The mall has been expanded several times since its opening. The first expansion occurred in 1973 on the mall's east side. The addition encompassed 250,000 sqft and included space for Simpson's and C.H. Smith (also known as Smith's of Windsor), in 1975 Marks & Spencer purchased Smith's and eliminated the nameplate. Other expansions occurred in 1985, adding stores and a food court; 1995, which added a southeast entrance by reducing the size of the Miracle Mart building leaving the remainder for a Zeller's which operated until 2012; 1999-2002, which added a 12 screen cinema and space for 15 stores; 2008, and 2018. At 160 stores, it is the largest mall in Windsor.

In 2015, Ivanhoé Cambridge sold its 50 percent stake in the mall to Healthcare Of Ontario Pension Plan (HOOPP), which already owned the other 50 percent of the property.
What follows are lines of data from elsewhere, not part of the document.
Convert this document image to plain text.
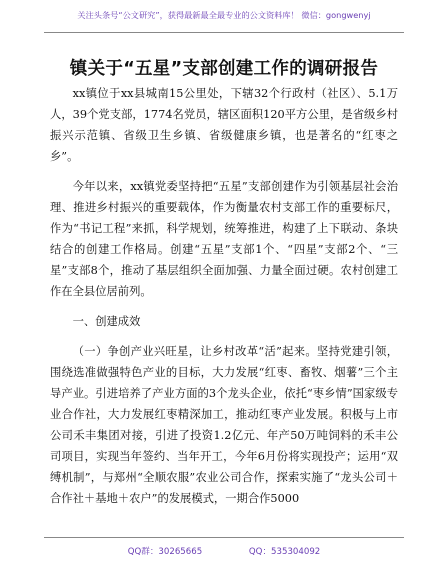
关注头条号“公文研究”，获得最新最全最专业的公文资料库！ 微信：gongwenyj
镇关于“五星”支部创建工作的调研报告

xx镇位于xx县城南15公里处，下辖32个行政村（社区）、5.1万人，39个党支部，1774名党员，辖区面积120平方公里，是省级乡村振兴示范镇、省级卫生乡镇、省级健康乡镇，也是著名的“红枣之乡”。

今年以来，xx镇党委坚持把“五星”支部创建作为引领基层社会治理、推进乡村振兴的重要载体，作为衡量农村支部工作的重要标尺，作为“书记工程”来抓，科学规划，统筹推进，构建了上下联动、条块结合的创建工作格局。创建“五星”支部1个、“四星”支部2个、“三星”支部8个，推动了基层组织全面加强、力量全面过硬。农村创建工作在全县位居前列。

一、创建成效

（一）争创产业兴旺星，让乡村改革“活”起来。坚持党建引领，围绕选准做强特色产业的目标，大力发展“红枣、畜牧、烟薯”三个主导产业。引进培养了产业方面的3个龙头企业，依托“枣乡情”国家级专业合作社，大力发展红枣精深加工，推动红枣产业发展。积极与上市公司禾丰集团对接，引进了投资1.2亿元、年产50万吨饲料的禾丰公司项目，实现当年签约、当年开工，今年6月份将实现投产；运用“双缚机制”，与郑州“全顺农服”农业公司合作，探索实施了“龙头公司＋合作社＋基地＋农户”的发展模式，一期合作5000

QQ群：30265665	QQ：535304092
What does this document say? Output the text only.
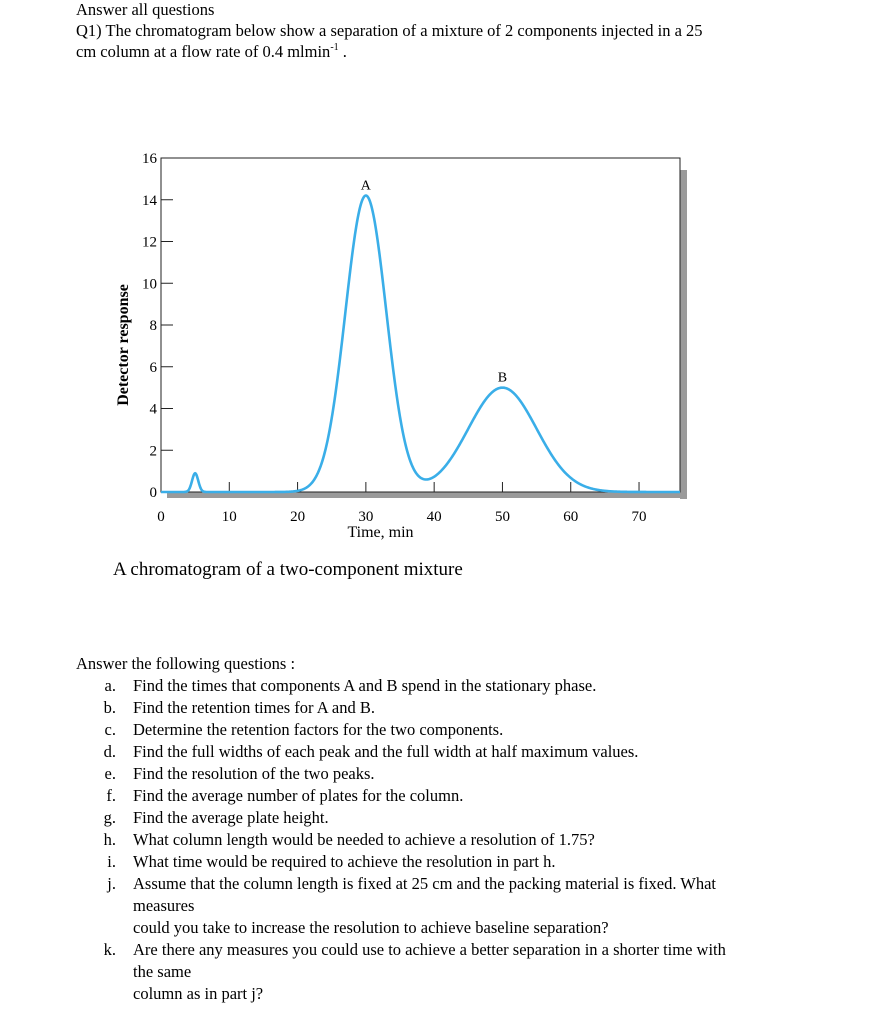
Answer all questions
Q1) The chromatogram below show a separation of a mixture of 2 components injected in a 25
cm column at a flow rate of 0.4 mlmin$^{-1}$ .
0
2
4
6
8
10
12
14
16
0	10	20	30	40	50	60	70
Time, min
Detector response
A
B
A chromatogram of a two-component mixture
Answer the following questions :
a. Find the times that components A and B spend in the stationary phase.
b. Find the retention times for A and B.
c. Determine the retention factors for the two components.
d. Find the full widths of each peak and the full width at half maximum values.
e. Find the resolution of the two peaks.
f. Find the average number of plates for the column.
g. Find the average plate height.
h. What column length would be needed to achieve a resolution of 1.75?
i. What time would be required to achieve the resolution in part h.
j. Assume that the column length is fixed at 25 cm and the packing material is fixed. What
measures
could you take to increase the resolution to achieve baseline separation?
k. Are there any measures you could use to achieve a better separation in a shorter time with
the same
column as in part j?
The following year, HOOPP announced a major renovation to the mall which included new tenants and an expanded food court. The work was expected to take two-years and cost approximately $70 million. As part of this renovation, Target opened in the former Zeller's space which had been vacant.

In 2021, the shuttered Sears store at Devonshire became home of a mass COVID-19 vaccination site as part of a cooperative effort between Windsor Regional Hospital, the City of Windsor and the Windsor-Essex County Health Unit.

In 2022, HOOPP sold the property to H&R REIT and it is currently operated by Primaris REIT. In spring 2024, mall management announced another redevelopment plan which included demolishing the former Sears building which had been mostly vacant since the store closed in 2018. In summer 2024, management announced that they would construct a new entry at the Sears site that will include new facilities for Sport Chek and Mark's which would relocate from other areas of the mall. Primaris is reviewing other plans for the space which it says may include hotels, residences or entertainment venues.

In July 2024, the Hudson's Bay store closed for approximately one week due to a failure of the air conditioning system. The store was one of many the chain closed that week citing mechanical issues. In March 2025, the chain announced it was liquidating many of its locations due to financial conditions. Sales at the Devonshire store began in late March. In June 2026, Primaris acquired the former Hudson's Bay site and announced it would demolish the structure to create a new entrance for the mall.